À l’occasion de l’augmentation des prix de lundi dernier, Le Parisien est revenu sur certains pionniers qui avaient commencé dès le 19ème siècle à alerter sur le tabagisme.
•• Sous le Second Empire, la vogue du tabac chaud – à mesure que la chique et la prise tombent en disgrâce sociale – conquiert la France. « Contamine plutôt », estiment quelques médecins, hygiénistes et moralistes, qui fondent le 11 juillet 1868 l’Association française contre l’abus du tabac qui devient la « Scat ».
« Le tabac et l’alcool ont pris dans nos mœurs une si grande place qu’ils y exercent en commun de si funestes effets sur la santé publique, sur l’ordre moral et social », proclame, en 1872, l’association, qui compte alors 607 membres. « Ce fléau » assure son président, Émile Decroix, vétérinaire dans l’armée, « est en partie responsable de la Commune à Paris un an plus tôt : « Sans la double ivresse alcoolique et nicotinique […], aucun peuple au monde n’aurait pu commettre les cyniques attentats dont nous avons été témoins. »
•• Dès 1865, Paul Jolly, éminent membre de l’Académie de médecine, avait prévenu : la nicotine, « c’est le zoosperme engourdi, c’est le désir éteint, c’est l’abaissement de l’homme vers l’état d’eunuque ». Et que dire alors de ces ramasseurs de mégots, accusés de propager la tuberculose en revendant leurs cigarettes reconstituées avec du tabac souillé (photo) ? En 1890, un greffier de justice livre les résultats de son enquête dans les prisons : « Voleurs et criminels sont souvent des fumeurs », établit M. Marambat.

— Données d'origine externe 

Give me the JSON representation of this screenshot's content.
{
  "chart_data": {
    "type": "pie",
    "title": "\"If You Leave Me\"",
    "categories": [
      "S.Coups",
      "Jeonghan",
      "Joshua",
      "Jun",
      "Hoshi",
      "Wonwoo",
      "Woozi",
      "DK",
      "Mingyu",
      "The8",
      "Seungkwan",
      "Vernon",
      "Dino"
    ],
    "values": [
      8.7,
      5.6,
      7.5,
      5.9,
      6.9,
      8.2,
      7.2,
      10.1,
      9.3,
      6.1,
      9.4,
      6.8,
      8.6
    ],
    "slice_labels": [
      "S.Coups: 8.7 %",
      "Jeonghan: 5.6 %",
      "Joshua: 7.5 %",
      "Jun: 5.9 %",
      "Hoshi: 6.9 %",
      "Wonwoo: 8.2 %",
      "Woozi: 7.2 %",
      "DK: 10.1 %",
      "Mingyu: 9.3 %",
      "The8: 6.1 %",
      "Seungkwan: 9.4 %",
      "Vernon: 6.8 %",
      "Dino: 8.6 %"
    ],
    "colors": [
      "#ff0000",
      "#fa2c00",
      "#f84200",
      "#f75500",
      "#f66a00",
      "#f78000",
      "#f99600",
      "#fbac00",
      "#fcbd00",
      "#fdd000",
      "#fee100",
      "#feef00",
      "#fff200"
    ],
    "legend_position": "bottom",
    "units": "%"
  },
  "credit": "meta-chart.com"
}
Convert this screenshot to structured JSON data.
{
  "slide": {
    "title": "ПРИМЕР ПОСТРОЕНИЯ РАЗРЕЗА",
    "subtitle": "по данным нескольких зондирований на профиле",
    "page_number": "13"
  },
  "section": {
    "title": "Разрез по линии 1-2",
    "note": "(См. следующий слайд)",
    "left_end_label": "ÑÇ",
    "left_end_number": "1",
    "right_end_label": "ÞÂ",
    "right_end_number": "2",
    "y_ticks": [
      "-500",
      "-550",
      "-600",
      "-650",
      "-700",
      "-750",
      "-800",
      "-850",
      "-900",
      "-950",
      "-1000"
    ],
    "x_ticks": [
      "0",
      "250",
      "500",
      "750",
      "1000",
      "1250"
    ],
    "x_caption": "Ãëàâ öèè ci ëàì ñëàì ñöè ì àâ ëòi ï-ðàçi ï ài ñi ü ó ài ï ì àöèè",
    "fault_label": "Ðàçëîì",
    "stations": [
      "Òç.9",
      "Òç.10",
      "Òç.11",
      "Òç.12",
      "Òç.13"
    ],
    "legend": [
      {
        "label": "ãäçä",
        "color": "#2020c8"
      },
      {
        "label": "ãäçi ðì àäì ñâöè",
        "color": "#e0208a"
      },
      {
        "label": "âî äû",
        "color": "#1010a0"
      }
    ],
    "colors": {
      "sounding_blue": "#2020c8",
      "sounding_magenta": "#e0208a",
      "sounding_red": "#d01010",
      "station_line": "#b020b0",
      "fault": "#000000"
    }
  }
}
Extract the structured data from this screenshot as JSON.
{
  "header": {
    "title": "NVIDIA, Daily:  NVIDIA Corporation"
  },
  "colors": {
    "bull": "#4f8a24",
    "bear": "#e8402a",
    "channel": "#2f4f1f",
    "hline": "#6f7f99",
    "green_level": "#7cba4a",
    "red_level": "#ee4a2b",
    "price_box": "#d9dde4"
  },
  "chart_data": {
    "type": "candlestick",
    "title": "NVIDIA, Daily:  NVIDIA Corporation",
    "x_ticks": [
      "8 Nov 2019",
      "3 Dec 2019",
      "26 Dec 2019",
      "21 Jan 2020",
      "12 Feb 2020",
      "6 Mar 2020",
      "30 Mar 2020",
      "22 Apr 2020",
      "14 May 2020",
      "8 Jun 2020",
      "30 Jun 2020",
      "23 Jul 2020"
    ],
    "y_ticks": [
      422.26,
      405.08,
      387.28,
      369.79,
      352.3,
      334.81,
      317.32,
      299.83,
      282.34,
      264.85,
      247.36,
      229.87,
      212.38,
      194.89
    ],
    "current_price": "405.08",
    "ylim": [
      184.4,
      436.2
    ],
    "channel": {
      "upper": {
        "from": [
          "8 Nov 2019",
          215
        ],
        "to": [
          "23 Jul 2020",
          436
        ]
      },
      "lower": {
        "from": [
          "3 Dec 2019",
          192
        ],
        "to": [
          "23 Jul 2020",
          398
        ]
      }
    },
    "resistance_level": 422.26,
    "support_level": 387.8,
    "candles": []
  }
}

•• Le docteur Depierris, lui, a bien observé l’exécution, le 28 novembre 1871, à Satory, de Théophile Ferré, un des leaders de l’insurrection parisienne : « Un parfait modèle de nicotiné précoce », juge-t-il « sa taille est rabougrie, son teint terreux, son oeil hagard. Il marche à la mort comme un halluciné, tirant avidement les longues bouffées narcotiques de son cigare, qui ne tombe de sa bouche que quand les balles ont frappé. »

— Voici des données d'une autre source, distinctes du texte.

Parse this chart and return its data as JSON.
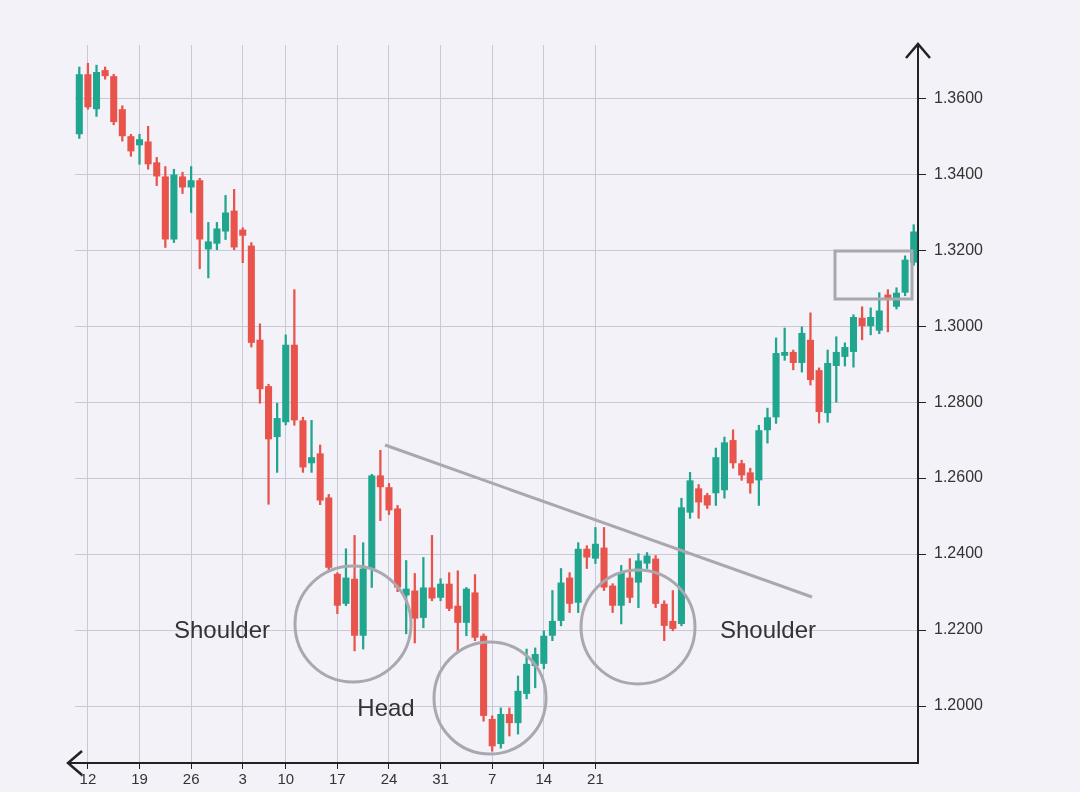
{
  "chart_data": {
    "type": "candlestick",
    "categories": [
      null,
      "12",
      null,
      null,
      null,
      null,
      null,
      "19",
      null,
      null,
      null,
      null,
      null,
      "26",
      null,
      null,
      null,
      null,
      null,
      "3",
      null,
      null,
      null,
      null,
      "10",
      null,
      null,
      null,
      null,
      null,
      "17",
      null,
      null,
      null,
      null,
      null,
      "24",
      null,
      null,
      null,
      null,
      null,
      "31",
      null,
      null,
      null,
      null,
      null,
      "7",
      null,
      null,
      null,
      null,
      null,
      "14",
      null,
      null,
      null,
      null,
      null,
      "21",
      null,
      null,
      null,
      null,
      null,
      null,
      null,
      null,
      null,
      null,
      null,
      null,
      null,
      null,
      null,
      null,
      null,
      null,
      null,
      null,
      null,
      null,
      null,
      null,
      null,
      null,
      null,
      null,
      null,
      null,
      null,
      null,
      null,
      null,
      null,
      null,
      null
    ],
    "ohlc": [
      [
        1.3505,
        1.3682,
        1.3494,
        1.3663
      ],
      [
        1.3663,
        1.3692,
        1.3571,
        1.3576
      ],
      [
        1.3571,
        1.3687,
        1.3552,
        1.3669
      ],
      [
        1.3674,
        1.3682,
        1.365,
        1.3658
      ],
      [
        1.3658,
        1.3663,
        1.353,
        1.3537
      ],
      [
        1.3571,
        1.358,
        1.3487,
        1.35
      ],
      [
        1.35,
        1.3505,
        1.3447,
        1.346
      ],
      [
        1.3476,
        1.3505,
        1.3426,
        1.3492
      ],
      [
        1.3486,
        1.3526,
        1.3413,
        1.3426
      ],
      [
        1.3431,
        1.3444,
        1.337,
        1.3394
      ],
      [
        1.3394,
        1.342,
        1.3207,
        1.3228
      ],
      [
        1.3228,
        1.3413,
        1.322,
        1.3399
      ],
      [
        1.3394,
        1.3405,
        1.3349,
        1.3365
      ],
      [
        1.3365,
        1.342,
        1.3299,
        1.3384
      ],
      [
        1.3384,
        1.3389,
        1.3151,
        1.3228
      ],
      [
        1.3202,
        1.3273,
        1.3127,
        1.3223
      ],
      [
        1.3217,
        1.3273,
        1.3201,
        1.3257
      ],
      [
        1.3249,
        1.3344,
        1.3228,
        1.3299
      ],
      [
        1.3304,
        1.336,
        1.3201,
        1.3207
      ],
      [
        1.3254,
        1.3259,
        1.3167,
        1.3238
      ],
      [
        1.3212,
        1.322,
        1.2945,
        1.2956
      ],
      [
        1.2964,
        1.3006,
        1.2797,
        1.2834
      ],
      [
        1.2842,
        1.2847,
        1.2531,
        1.2702
      ],
      [
        1.2708,
        1.2797,
        1.2615,
        1.2758
      ],
      [
        1.2747,
        1.2977,
        1.274,
        1.2951
      ],
      [
        1.2951,
        1.3096,
        1.2739,
        1.2752
      ],
      [
        1.2752,
        1.276,
        1.2615,
        1.2628
      ],
      [
        1.2639,
        1.2752,
        1.2615,
        1.2655
      ],
      [
        1.2665,
        1.2687,
        1.253,
        1.2541
      ],
      [
        1.2549,
        1.2557,
        1.2356,
        1.2364
      ],
      [
        1.2348,
        1.2351,
        1.2243,
        1.2264
      ],
      [
        1.2269,
        1.2414,
        1.2264,
        1.2338
      ],
      [
        1.2335,
        1.2449,
        1.2145,
        1.2185
      ],
      [
        1.2185,
        1.243,
        1.215,
        1.2362
      ],
      [
        1.2362,
        1.261,
        1.2312,
        1.2607
      ],
      [
        1.2607,
        1.2673,
        1.2488,
        1.2576
      ],
      [
        1.2576,
        1.2586,
        1.2504,
        1.2515
      ],
      [
        1.252,
        1.2528,
        1.2301,
        1.2312
      ],
      [
        1.2291,
        1.2383,
        1.219,
        1.2309
      ],
      [
        1.2304,
        1.2349,
        1.2166,
        1.223
      ],
      [
        1.2232,
        1.2391,
        1.2206,
        1.2312
      ],
      [
        1.2312,
        1.2449,
        1.2277,
        1.2283
      ],
      [
        1.2285,
        1.2335,
        1.2277,
        1.2322
      ],
      [
        1.2322,
        1.2351,
        1.2251,
        1.2256
      ],
      [
        1.2264,
        1.2356,
        1.2145,
        1.2219
      ],
      [
        1.2219,
        1.2312,
        1.2185,
        1.2309
      ],
      [
        1.2299,
        1.2346,
        1.2172,
        1.218
      ],
      [
        1.2185,
        1.219,
        1.196,
        1.1974
      ],
      [
        1.1966,
        1.1974,
        1.1881,
        1.1894
      ],
      [
        1.19,
        1.1995,
        1.1889,
        1.1979
      ],
      [
        1.1979,
        1.1995,
        1.1921,
        1.1955
      ],
      [
        1.1955,
        1.2079,
        1.1926,
        1.204
      ],
      [
        1.2032,
        1.215,
        1.2019,
        1.2111
      ],
      [
        1.2105,
        1.2153,
        1.2048,
        1.2137
      ],
      [
        1.2111,
        1.2198,
        1.2098,
        1.2185
      ],
      [
        1.2185,
        1.2304,
        1.2172,
        1.2224
      ],
      [
        1.2224,
        1.2362,
        1.2211,
        1.2325
      ],
      [
        1.2338,
        1.2351,
        1.2246,
        1.2269
      ],
      [
        1.2272,
        1.243,
        1.2246,
        1.2414
      ],
      [
        1.2414,
        1.2422,
        1.2362,
        1.2391
      ],
      [
        1.2388,
        1.247,
        1.2375,
        1.2427
      ],
      [
        1.2417,
        1.247,
        1.2304,
        1.2312
      ],
      [
        1.2317,
        1.2322,
        1.2246,
        1.2264
      ],
      [
        1.2264,
        1.237,
        1.2216,
        1.2351
      ],
      [
        1.2338,
        1.2388,
        1.2272,
        1.2285
      ],
      [
        1.2325,
        1.2401,
        1.2259,
        1.2383
      ],
      [
        1.2375,
        1.2404,
        1.2362,
        1.2396
      ],
      [
        1.2388,
        1.2396,
        1.2259,
        1.2269
      ],
      [
        1.2269,
        1.2277,
        1.2172,
        1.2211
      ],
      [
        1.2224,
        1.2304,
        1.2198,
        1.2203
      ],
      [
        1.2216,
        1.2547,
        1.2211,
        1.2523
      ],
      [
        1.2509,
        1.2615,
        1.2494,
        1.2594
      ],
      [
        1.2573,
        1.2583,
        1.2494,
        1.2536
      ],
      [
        1.2555,
        1.256,
        1.252,
        1.2528
      ],
      [
        1.256,
        1.2679,
        1.2528,
        1.2655
      ],
      [
        1.2568,
        1.2708,
        1.2547,
        1.2694
      ],
      [
        1.27,
        1.2727,
        1.2626,
        1.2639
      ],
      [
        1.2639,
        1.2647,
        1.2594,
        1.2607
      ],
      [
        1.2615,
        1.2626,
        1.256,
        1.2586
      ],
      [
        1.2594,
        1.2739,
        1.2528,
        1.2726
      ],
      [
        1.2726,
        1.2784,
        1.2692,
        1.276
      ],
      [
        1.276,
        1.2969,
        1.2744,
        1.2929
      ],
      [
        1.2922,
        1.2995,
        1.291,
        1.2932
      ],
      [
        1.2932,
        1.2937,
        1.2885,
        1.2903
      ],
      [
        1.2903,
        1.2998,
        1.2879,
        1.2982
      ],
      [
        1.2964,
        1.3035,
        1.2845,
        1.2858
      ],
      [
        1.2884,
        1.289,
        1.2745,
        1.2774
      ],
      [
        1.2771,
        1.2937,
        1.2747,
        1.2903
      ],
      [
        1.2895,
        1.2972,
        1.28,
        1.2932
      ],
      [
        1.2919,
        1.2956,
        1.2895,
        1.2945
      ],
      [
        1.2932,
        1.303,
        1.2892,
        1.3024
      ],
      [
        1.3022,
        1.3051,
        1.2964,
        1.3
      ],
      [
        1.3,
        1.3048,
        1.2977,
        1.3024
      ],
      [
        1.2988,
        1.3088,
        1.298,
        1.3041
      ],
      [
        1.3083,
        1.3096,
        1.2985,
        1.307
      ],
      [
        1.3051,
        1.3101,
        1.3045,
        1.3088
      ],
      [
        1.3088,
        1.3185,
        1.308,
        1.3175
      ],
      [
        1.3167,
        1.3267,
        1.316,
        1.3249
      ]
    ],
    "colors": [
      "#20a58e",
      "#e8534b",
      "#20a58e",
      "#e8534b",
      "#e8534b",
      "#e8534b",
      "#e8534b",
      "#20a58e",
      "#e8534b",
      "#e8534b",
      "#e8534b",
      "#20a58e",
      "#e8534b",
      "#20a58e",
      "#e8534b",
      "#20a58e",
      "#20a58e",
      "#20a58e",
      "#e8534b",
      "#e8534b",
      "#e8534b",
      "#e8534b",
      "#e8534b",
      "#20a58e",
      "#20a58e",
      "#e8534b",
      "#e8534b",
      "#20a58e",
      "#e8534b",
      "#e8534b",
      "#e8534b",
      "#20a58e",
      "#e8534b",
      "#20a58e",
      "#20a58e",
      "#e8534b",
      "#e8534b",
      "#e8534b",
      "#20a58e",
      "#e8534b",
      "#20a58e",
      "#e8534b",
      "#20a58e",
      "#e8534b",
      "#e8534b",
      "#20a58e",
      "#e8534b",
      "#e8534b",
      "#e8534b",
      "#20a58e",
      "#e8534b",
      "#20a58e",
      "#20a58e",
      "#20a58e",
      "#20a58e",
      "#20a58e",
      "#20a58e",
      "#e8534b",
      "#20a58e",
      "#e8534b",
      "#20a58e",
      "#e8534b",
      "#e8534b",
      "#20a58e",
      "#e8534b",
      "#20a58e",
      "#20a58e",
      "#e8534b",
      "#e8534b",
      "#e8534b",
      "#20a58e",
      "#20a58e",
      "#e8534b",
      "#e8534b",
      "#20a58e",
      "#20a58e",
      "#e8534b",
      "#e8534b",
      "#e8534b",
      "#20a58e",
      "#20a58e",
      "#20a58e",
      "#20a58e",
      "#e8534b",
      "#20a58e",
      "#e8534b",
      "#e8534b",
      "#20a58e",
      "#20a58e",
      "#20a58e",
      "#20a58e",
      "#e8534b",
      "#20a58e",
      "#20a58e",
      "#e8534b",
      "#20a58e",
      "#20a58e",
      "#20a58e"
    ],
    "ylim": [
      1.185,
      1.374
    ],
    "yticks": [
      {
        "value": 1.2,
        "label": "1.2000"
      },
      {
        "value": 1.22,
        "label": "1.2200"
      },
      {
        "value": 1.24,
        "label": "1.2400"
      },
      {
        "value": 1.26,
        "label": "1.2600"
      },
      {
        "value": 1.28,
        "label": "1.2800"
      },
      {
        "value": 1.3,
        "label": "1.3000"
      },
      {
        "value": 1.32,
        "label": "1.3200"
      },
      {
        "value": 1.34,
        "label": "1.3400"
      },
      {
        "value": 1.36,
        "label": "1.3600"
      }
    ],
    "grid": true,
    "annotations": [
      "Shoulder",
      "Head",
      "Shoulder"
    ]
  }
}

Pour ces tabacophobes, c’est la patrie que « cet opium occidental » met en danger, comme il a sapé les Espagnols, condamnés au déclin pour avoir trop tiré sur les « belles Andalouses ». Tour à tour, ils prennent la plume pour dénoncer ces soldats aux « poitrines essoufflées » et aux « jambes trop amaigries » pour marcher vers l’ennemi prussien. La France est même menacée d’impuissance et de dépopulation.
•• Le chimiste Vauquelin (dès 1809) puis le physiologiste Claude Bernard ont respectivement établi le principe puis la toxicité de la nicotine. Sous les coups de boutoir de la Scat (qui n’obtient toutefois pas la reconnaissance d’utilité publique en 1881), les autorités dressent quelques timides interdits : la nuit dans les chambrées militaires, dans les bureaux de poste ou au bois de Boulogne, puisque le tabac serait « arboricide ».
•• En 1878, une affiche contre les méfaits du tabac chez les enfants est placardée dans les écoles du département de la Seine. Non content d’« empester l’air » ou de produire des « dépravés » et des « dégénérés », la cigarette consumerait le talent français, martèlent les pourfendeurs. « Hugo, Balzac, Michelet et Dumas père, les quatre génies dominateurs des lettres modernes » ne fumaient pas, assure Maurice de Fleury en 1890. Et si l’immense Flaubert tirait comme un damné sur sa pipe, il n’aura pas été un auteur très prolifique, poursuit le médecin qui pointe aussi le « désespoir effrayant » des vers de Baudelaire.